When only one variable needs to be monitored precisely, like in the case of atomic clocks, this technique has already been employed to increase measurement accuracy. Squeezing is far more difficult to use when several variables need to be measured at once, such as the position and momentum of an item.
The research aims to better understand how quantum squeezing can be used in more complicated measurement situations involving the estimation of multiple phases. By figuring out how to achieve the highest level of precision, we can pave the way for new technological breakthroughs in quantum sensing and imaging.
Dr. Le Bin Ho, Tohoku University
The study examined an ensemble of identical two-level quantum systems interacting with a three-dimensional magnetic field.
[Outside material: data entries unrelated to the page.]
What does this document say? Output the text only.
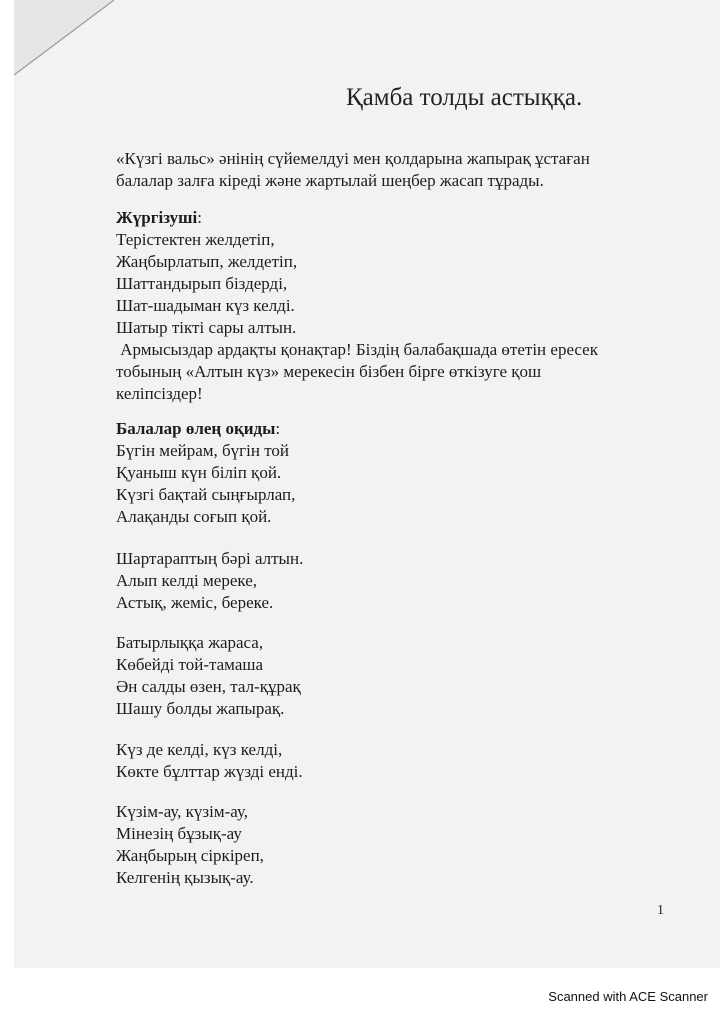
Қамба толды астыққа.
«Күзгі вальс» әнінің сүйемелдуі мен қолдарына жапырақ ұстаған
балалар залға кіреді және жартылай шеңбер жасап тұрады.
Жүргізуші:
Терістектен желдетіп,
Жаңбырлатып, желдетіп,
Шаттандырып біздерді,
Шат-шадыман күз келді.
Шатыр тікті сары алтын.
Армысыздар ардақты қонақтар! Біздің балабақшада өтетін ересек
тобының «Алтын күз» мерекесін бізбен бірге өткізуге қош
келіпсіздер!
Балалар өлең оқиды:
Бүгін мейрам, бүгін той
Қуаныш күн біліп қой.
Күзгі бақтай сыңғырлап,
Алақанды соғып қой.
Шартараптың бәрі алтын.
Алып келді мереке,
Астық, жеміс, береке.
Батырлыққа жараса,
Көбейді той-тамаша
Ән салды өзен, тал-құрақ
Шашу болды жапырақ.
Күз де келді, күз келді,
Көкте бұлттар жүзді енді.
Күзім-ау, күзім-ау,
Мінезің бұзық-ау
Жаңбырың сіркіреп,
Келгенің қызық-ау.
1
Scanned with ACE Scanner
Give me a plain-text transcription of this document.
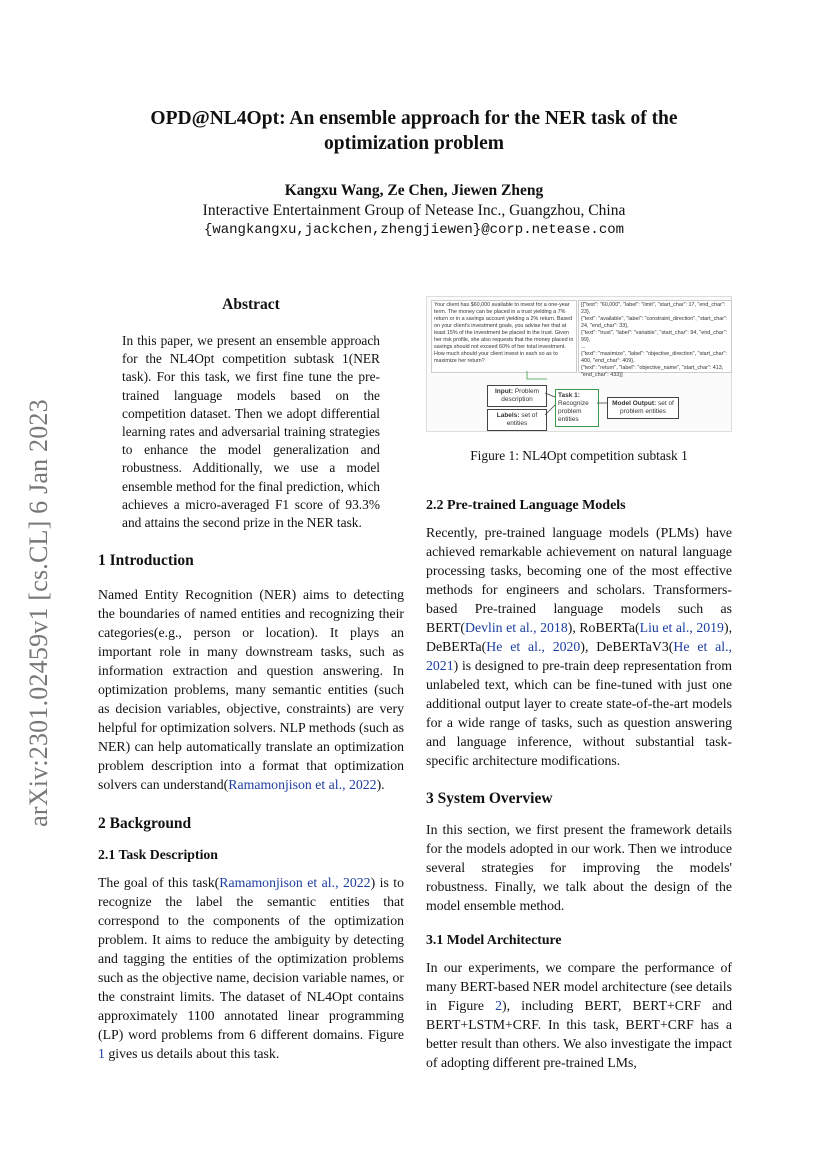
arXiv:2301.02459v1 [cs.CL] 6 Jan 2023
OPD@NL4Opt: An ensemble approach for the NER task of the optimization problem
Kangxu Wang, Ze Chen, Jiewen Zheng
Interactive Entertainment Group of Netease Inc., Guangzhou, China
{wangkangxu,jackchen,zhengjiewen}@corp.netease.com
Abstract

In this paper, we present an ensemble approach for the NL4Opt competition subtask 1(NER task). For this task, we first fine tune the pre-trained language models based on the competition dataset. Then we adopt differential learning rates and adversarial training strategies to enhance the model generalization and robustness. Additionally, we use a model ensemble method for the final prediction, which achieves a micro-averaged F1 score of 93.3% and attains the second prize in the NER task.

1 Introduction

Named Entity Recognition (NER) aims to detecting the boundaries of named entities and recognizing their categories(e.g., person or location). It plays an important role in many downstream tasks, such as information extraction and question answering. In optimization problems, many semantic entities (such as decision variables, objective, constraints) are very helpful for optimization solvers. NLP methods (such as NER) can help automatically translate an optimization problem description into a format that optimization solvers can understand(Ramamonjison et al., 2022).

2 Background
2.1 Task Description

The goal of this task(Ramamonjison et al., 2022) is to recognize the label the semantic entities that correspond to the components of the optimization problem. It aims to reduce the ambiguity by detecting and tagging the entities of the optimization problems such as the objective name, decision variable names, or the constraint limits. The dataset of NL4Opt contains approximately 1100 annotated linear programming (LP) word problems from 6 different domains. Figure 1 gives us details about this task.

Your client has $60,000 available to invest for a one-year term. The money can be placed in a trust yielding a 7% return or in a savings account yielding a 2% return. Based on your client's investment goals, you advise her that at least 15% of the investment be placed in the trust. Given her risk profile, she also requests that the money placed in savings should not exceed 60% of her total investment. How much should your client invest in each so as to maximize her return?
[{"text": "60,000", "label": "limit", "start_char": 17, "end_char": 23},
{"text": "available", "label": "constraint_direction", "start_char": 24, "end_char": 33},
{"text": "trust", "label": "variable", "start_char": 94, "end_char": 99},
...
{"text": "maximize", "label": "objective_direction", "start_char": 400, "end_char": 409},
{"text": "return", "label": "objective_name", "start_char": 413, "end_char": 433}]
Input: Problem description
Labels: set of entities
Task 1:
Recognize problem entities
Model Output: set of problem entities
Figure 1: NL4Opt competition subtask 1
2.2 Pre-trained Language Models

Recently, pre-trained language models (PLMs) have achieved remarkable achievement on natural language processing tasks, becoming one of the most effective methods for engineers and scholars. Transformers-based Pre-trained language models such as BERT(Devlin et al., 2018), RoBERTa(Liu et al., 2019), DeBERTa(He et al., 2020), DeBERTaV3(He et al., 2021) is designed to pre-train deep representation from unlabeled text, which can be fine-tuned with just one additional output layer to create state-of-the-art models for a wide range of tasks, such as question answering and language inference, without substantial task-specific architecture modifications.

3 System Overview

In this section, we first present the framework details for the models adopted in our work. Then we introduce several strategies for improving the models' robustness. Finally, we talk about the design of the model ensemble method.

3.1 Model Architecture

In our experiments, we compare the performance of many BERT-based NER model architecture (see details in Figure 2), including BERT, BERT+CRF and BERT+LSTM+CRF. In this task, BERT+CRF has a better result than others. We also investigate the impact of adopting different pre-trained LMs,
In perfect circumstances, the measurement precision can reach the highest theoretical level of accuracy. Nevertheless, previous studies have had difficulty explaining this, particularly in practical scenarios when only one direction reaches complete quantum entanglement.
This study will have far-reaching effects. It has the potential to dramatically boost a number of technologies by improving the precision of quantum measurements for several phases. For instance, quantum radar could identify objects with greater accuracy, quantum imaging could yield crisper images, and quantum clocks could further improve GPS and other time-sensitive technology.
In biophysics, it might improve methods like Magnetic Resonance Imaging (MRI) and boost molecular and cellular measurement precision, raising the sensitivity of biosensors employed in early illness detection.
Our findings contribute to a deeper understanding of the mechanisms behind the improvement of measurement precision in quantum sensing. This research not only pushes the boundaries of quantum science but also lays the groundwork for the next generation of quantum technologies.
Dr. Le Bin Ho, Tohoku University
Le intends to investigate how various kinds of noise affect this mechanism in the future and how to lessen its effects.
Journal Reference:
Ho. B. L., et al. (2024) Squeezing-induced quantum-enhanced multiphase estimation. Physical Review Research. doi.org/10.1103/physrevresearch.6.033292.